From right, Calvin Hennick, his 6-year-old son, Nile, and Hennick’s father in law, Guy Mont-Louis. They attended Tuesday night’s game at Fenway Park.
It was an early birthday present for Calvin Hennick’s son, Nile — an outing to a Red Sox game, the first for the beaming youngster who turns 6 on Thursday.
Fenway Park fans had just cheered Orioles centerfielder Adam Jones, who, the night before, was the target of a racial slur and a bag of peanuts hurled by a Boston fan. A Kenyan woman finished singing the national anthem, and Hennick basked in the unity of that song, sung by a woman of color, a moment of hope after the disturbing episode the night before.
And then it happened.

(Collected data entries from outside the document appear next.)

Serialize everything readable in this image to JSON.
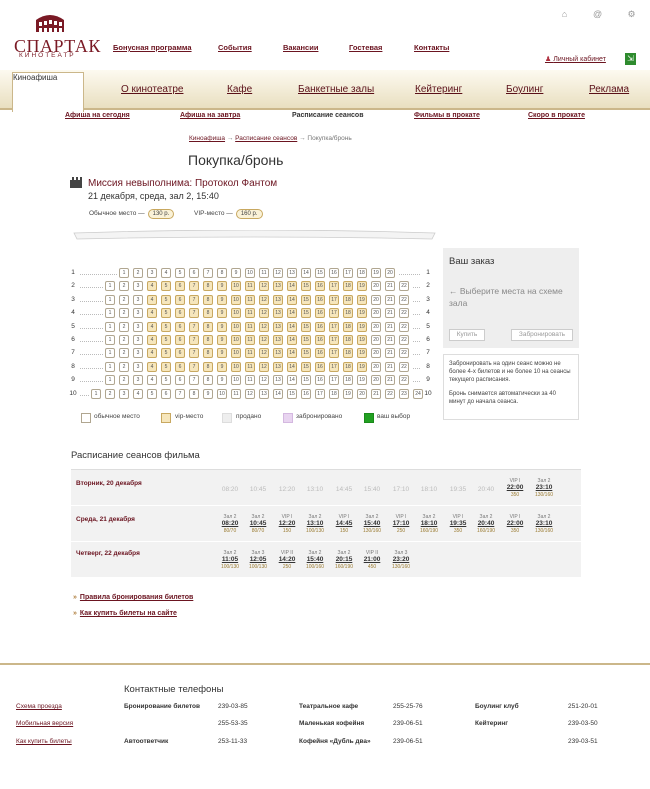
{
  "logo": {
    "name": "СПАРТАК",
    "sub": "КИНОТЕАТР"
  },
  "topnav": [
    "Бонусная программа",
    "События",
    "Вакансии",
    "Гостевая",
    "Контакты"
  ],
  "cabinet": "Личный кабинет",
  "mainnav": {
    "active": "Киноафиша",
    "items": [
      "О кинотеатре",
      "Кафе",
      "Банкетные залы",
      "Кейтеринг",
      "Боулинг",
      "Реклама"
    ]
  },
  "subnav": [
    "Афиша на сегодня",
    "Афиша на завтра",
    "Расписание сеансов",
    "Фильмы в прокате",
    "Скоро в прокате"
  ],
  "breadcrumb": {
    "a": "Киноафиша",
    "b": "Расписание сеансов",
    "c": "Покупка/бронь",
    "sep": "→"
  },
  "page_title": "Покупка/бронь",
  "movie": {
    "title": "Миссия невыполнима: Протокол Фантом",
    "when": "21 декабря, среда, зал 2, 15:40"
  },
  "prices": {
    "normal_label": "Обычное место —",
    "normal": "130 р.",
    "vip_label": "VIP-место —",
    "vip": "160 р."
  },
  "rows": [
    {
      "n": "1",
      "seats": 20
    },
    {
      "n": "2",
      "seats": 22
    },
    {
      "n": "3",
      "seats": 22
    },
    {
      "n": "4",
      "seats": 22
    },
    {
      "n": "5",
      "seats": 22
    },
    {
      "n": "6",
      "seats": 22
    },
    {
      "n": "7",
      "seats": 22
    },
    {
      "n": "8",
      "seats": 22
    },
    {
      "n": "9",
      "seats": 22
    },
    {
      "n": "10",
      "seats": 24
    }
  ],
  "legend": [
    "обычное место",
    "vip-место",
    "продано",
    "забронировано",
    "ваш выбор"
  ],
  "legend_colors": [
    "#ffffff",
    "#f6e6bc",
    "#eeeeee",
    "#e8d4f0",
    "#22a022"
  ],
  "order": {
    "title": "Ваш заказ",
    "msg": "← Выберите места на схеме зала",
    "buy": "Купить",
    "reserve": "Забронировать"
  },
  "note": {
    "p1": "Забронировать на один сеанс можно не более 4-х билетов и не более 10 на сеансы текущего расписания.",
    "p2": "Бронь снимается автоматически за 40 минут до начала сеанса."
  },
  "schedule_title": "Расписание сеансов фильма",
  "schedule": [
    {
      "day": "Вторник, 20 декабря",
      "cells": [
        {
          "hall": "",
          "time": "08:20",
          "price": "",
          "past": true
        },
        {
          "hall": "",
          "time": "10:45",
          "price": "",
          "past": true
        },
        {
          "hall": "",
          "time": "12:20",
          "price": "",
          "past": true
        },
        {
          "hall": "",
          "time": "13:10",
          "price": "",
          "past": true
        },
        {
          "hall": "",
          "time": "14:45",
          "price": "",
          "past": true
        },
        {
          "hall": "",
          "time": "15:40",
          "price": "",
          "past": true
        },
        {
          "hall": "",
          "time": "17:10",
          "price": "",
          "past": true
        },
        {
          "hall": "",
          "time": "18:10",
          "price": "",
          "past": true
        },
        {
          "hall": "",
          "time": "19:35",
          "price": "",
          "past": true
        },
        {
          "hall": "",
          "time": "20:40",
          "price": "",
          "past": true
        },
        {
          "hall": "VIP I",
          "time": "22:00",
          "price": "350",
          "past": false
        },
        {
          "hall": "Зал 2",
          "time": "23:10",
          "price": "130/160",
          "past": false
        }
      ]
    },
    {
      "day": "Среда, 21 декабря",
      "cells": [
        {
          "hall": "Зал 2",
          "time": "08:20",
          "price": "80/70",
          "past": false
        },
        {
          "hall": "Зал 2",
          "time": "10:45",
          "price": "80/70",
          "past": false
        },
        {
          "hall": "VIP I",
          "time": "12:20",
          "price": "150",
          "past": false
        },
        {
          "hall": "Зал 2",
          "time": "13:10",
          "price": "100/130",
          "past": false
        },
        {
          "hall": "VIP I",
          "time": "14:45",
          "price": "150",
          "past": false
        },
        {
          "hall": "Зал 2",
          "time": "15:40",
          "price": "130/160",
          "past": false
        },
        {
          "hall": "VIP I",
          "time": "17:10",
          "price": "250",
          "past": false
        },
        {
          "hall": "Зал 2",
          "time": "18:10",
          "price": "160/190",
          "past": false
        },
        {
          "hall": "VIP I",
          "time": "19:35",
          "price": "350",
          "past": false
        },
        {
          "hall": "Зал 2",
          "time": "20:40",
          "price": "160/190",
          "past": false
        },
        {
          "hall": "VIP I",
          "time": "22:00",
          "price": "350",
          "past": false
        },
        {
          "hall": "Зал 2",
          "time": "23:10",
          "price": "130/160",
          "past": false
        }
      ]
    },
    {
      "day": "Четверг, 22 декабря",
      "cells": [
        {
          "hall": "Зал 2",
          "time": "11:05",
          "price": "100/130",
          "past": false
        },
        {
          "hall": "Зал 3",
          "time": "12:05",
          "price": "100/130",
          "past": false
        },
        {
          "hall": "VIP II",
          "time": "14:20",
          "price": "250",
          "past": false
        },
        {
          "hall": "Зал 2",
          "time": "15:40",
          "price": "100/160",
          "past": false
        },
        {
          "hall": "Зал 2",
          "time": "20:15",
          "price": "160/190",
          "past": false
        },
        {
          "hall": "VIP II",
          "time": "21:00",
          "price": "450",
          "past": false
        },
        {
          "hall": "Зал 3",
          "time": "23:20",
          "price": "130/160",
          "past": false
        }
      ]
    }
  ],
  "rules": [
    "Правила бронирования билетов",
    "Как купить билеты на сайте"
  ],
  "footer": {
    "title": "Контактные телефоны",
    "links": [
      "Схема проезда",
      "Мобильная версия",
      "Как купить билеты"
    ],
    "c1": [
      {
        "n": "Бронирование билетов",
        "v": "239-03-85"
      },
      {
        "n": "",
        "v": "255-53-35"
      },
      {
        "n": "Автоответчик",
        "v": "253-11-33"
      }
    ],
    "c2": [
      {
        "n": "Театральное кафе",
        "v": "255-25-76"
      },
      {
        "n": "Маленькая кофейня",
        "v": "239-06-51"
      },
      {
        "n": "Кофейня «Дубль два»",
        "v": "239-06-51"
      }
    ],
    "c3": [
      {
        "n": "Боулинг клуб",
        "v": "251-20-01"
      },
      {
        "n": "Кейтеринг",
        "v": "239-03-50"
      },
      {
        "n": "",
        "v": "239-03-51"
      }
    ]
  }
}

A middle-aged white man, wearing a Red Sox hat and T-shirt, leaned over to Hennick and used a racial slur to describe the woman’s rendition of the anthem.
Once Hennick notified team security, the man who uttered the epithet was ejected and barred for life from Fenway. Team president Sam Kennedy called Hennick on Wednesday to apologize for what happened, according to Sox spokeswoman Zineb Curran. And Hennick said the Boston Police Department’s civil rights division contacted him to discuss the episode.